Emma would have crawled into her berth and stayed there until the ship docked if it hadn't been for the cat. Satan had to be given a daily airing; he had to be looked after by some one she could trust, and Emma rose to the occasion. She crawled out of her berth and on deck, where, steamer rug over her knees, her head tightly bound in a spotless white head-handkerchief, she sat with her hand on the big bird-cage set upon a camp-stool next her chair.

"I don' say one Gawd's word about me, dough I does feel lak I done swallahed my own stummick. All I scared of is dat dis po' unforch'nate cat 's gwine to lose 'is min' befo' we-all lan's," she told Mrs. Hemingway, and cast a glance of deep distaste at the tumbling world of waters around her. Emma didn't like the sea at all. There was much too much of it.

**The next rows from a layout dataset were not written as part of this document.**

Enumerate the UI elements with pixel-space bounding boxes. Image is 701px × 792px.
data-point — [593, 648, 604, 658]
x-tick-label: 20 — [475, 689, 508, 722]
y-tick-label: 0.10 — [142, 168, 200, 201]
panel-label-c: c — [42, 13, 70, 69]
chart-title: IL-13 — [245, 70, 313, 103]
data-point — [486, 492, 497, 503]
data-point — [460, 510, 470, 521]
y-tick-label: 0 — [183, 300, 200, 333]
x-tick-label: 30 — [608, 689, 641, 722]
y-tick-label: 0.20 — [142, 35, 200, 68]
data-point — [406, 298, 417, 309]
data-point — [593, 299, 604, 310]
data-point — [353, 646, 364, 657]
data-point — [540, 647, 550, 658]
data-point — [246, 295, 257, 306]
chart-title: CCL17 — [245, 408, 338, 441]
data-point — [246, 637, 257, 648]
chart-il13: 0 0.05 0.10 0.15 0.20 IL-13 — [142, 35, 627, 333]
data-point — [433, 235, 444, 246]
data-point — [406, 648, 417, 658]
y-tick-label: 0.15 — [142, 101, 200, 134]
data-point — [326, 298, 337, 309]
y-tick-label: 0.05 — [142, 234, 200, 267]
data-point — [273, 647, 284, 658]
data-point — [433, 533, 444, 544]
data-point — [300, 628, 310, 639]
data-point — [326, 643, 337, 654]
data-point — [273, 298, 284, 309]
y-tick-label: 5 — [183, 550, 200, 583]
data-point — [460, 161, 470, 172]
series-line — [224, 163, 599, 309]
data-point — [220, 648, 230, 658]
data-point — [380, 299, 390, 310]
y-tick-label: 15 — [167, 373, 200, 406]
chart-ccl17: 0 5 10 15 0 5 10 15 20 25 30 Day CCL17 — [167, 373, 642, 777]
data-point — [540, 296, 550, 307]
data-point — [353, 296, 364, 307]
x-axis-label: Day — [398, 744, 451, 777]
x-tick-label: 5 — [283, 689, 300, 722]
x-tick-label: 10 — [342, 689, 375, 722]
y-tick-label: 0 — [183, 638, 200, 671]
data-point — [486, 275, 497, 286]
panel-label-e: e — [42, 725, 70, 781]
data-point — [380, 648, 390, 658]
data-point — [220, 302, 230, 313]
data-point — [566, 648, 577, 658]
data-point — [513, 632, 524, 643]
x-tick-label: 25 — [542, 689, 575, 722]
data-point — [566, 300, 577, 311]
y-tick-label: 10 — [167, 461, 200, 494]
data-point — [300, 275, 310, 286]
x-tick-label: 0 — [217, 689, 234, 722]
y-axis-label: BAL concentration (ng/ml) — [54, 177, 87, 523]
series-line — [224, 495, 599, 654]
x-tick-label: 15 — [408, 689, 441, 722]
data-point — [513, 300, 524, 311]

"I got a feelin' heart for ole man Noah," she concluded pensively.

When they sighted the Irish coast, Emma discovered a deep sense of gratitude to the Irish: no matter what they didn't have, they did have land; and land and plenty of it, land that you could walk on, was what Emma craved most in this world. When they presently reached England, she was so glad to feel solid earth under her feet once more that she was jubilant.

"Cat, we-all is saved!" she told Satan. "You en me is chillun o' Israel come thoo de Red Sea. We-all got a mighty good Gawd, cat!"